En plus de jouer à faire peur à des rats avec des robots, cette expérience peut aussi servir à montrer le rôle de l’amygdale. Celle-ci est connue, en plus de servir dans la reconnaissance des émotions, pour abriter le circuit de la peur et le réguler, par exemple chez l’humain. Dans cette étude, on peut voir comment elle influence le choix entre la sécurité et la nourriture. Ainsi, lorsque l’on stimule l’amygdale des rats, ceux-ci restent paralysés par la peur, et ne vont même plus chercher la nourriture accessible sans risque. En revanche, induire des lésions dans cette partie du cerveau fait des rats sans peur, qui ne prennent quasiment pas conscience du monstre de plastique qui rôde.

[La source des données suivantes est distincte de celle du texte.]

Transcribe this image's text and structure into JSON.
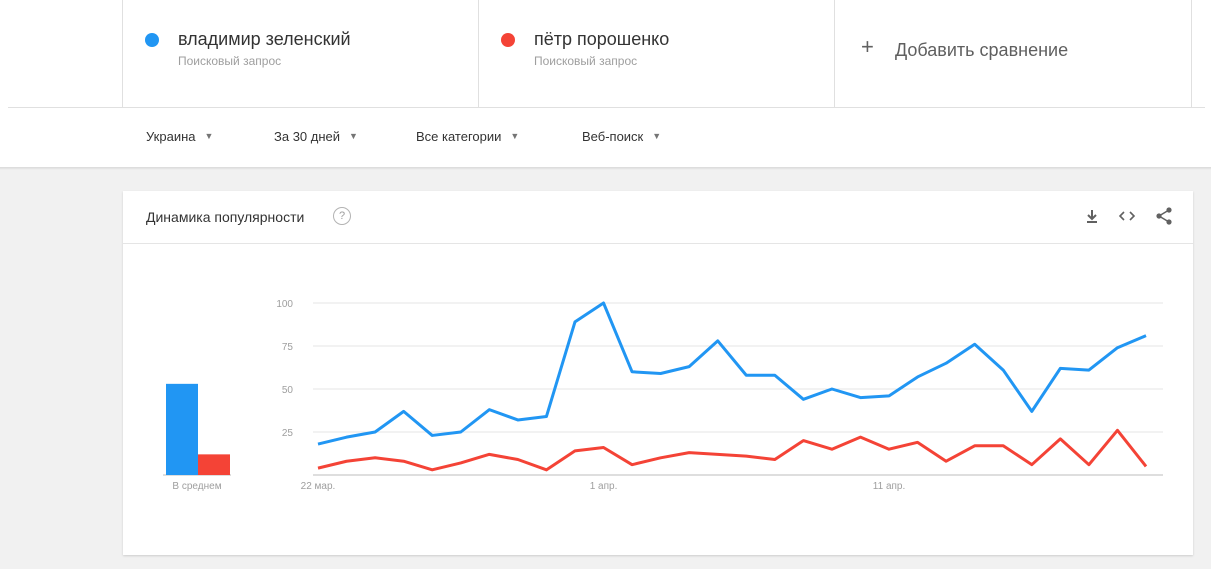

Cette étude permet d’en savoir un peu plus sur le rôle de l’amygdale, en confirmant certaines études différentes. On se rend ainsi compte du rôle que prend la peur (l’amygdale régulant également les peurs irrationnelles, difficiles à examiner dans le cas du rat) dans des processus de décisions qui pourraient ne se réduire qu’à de la logique pur (« ai-je le temps de passer avant de me faire manger? »).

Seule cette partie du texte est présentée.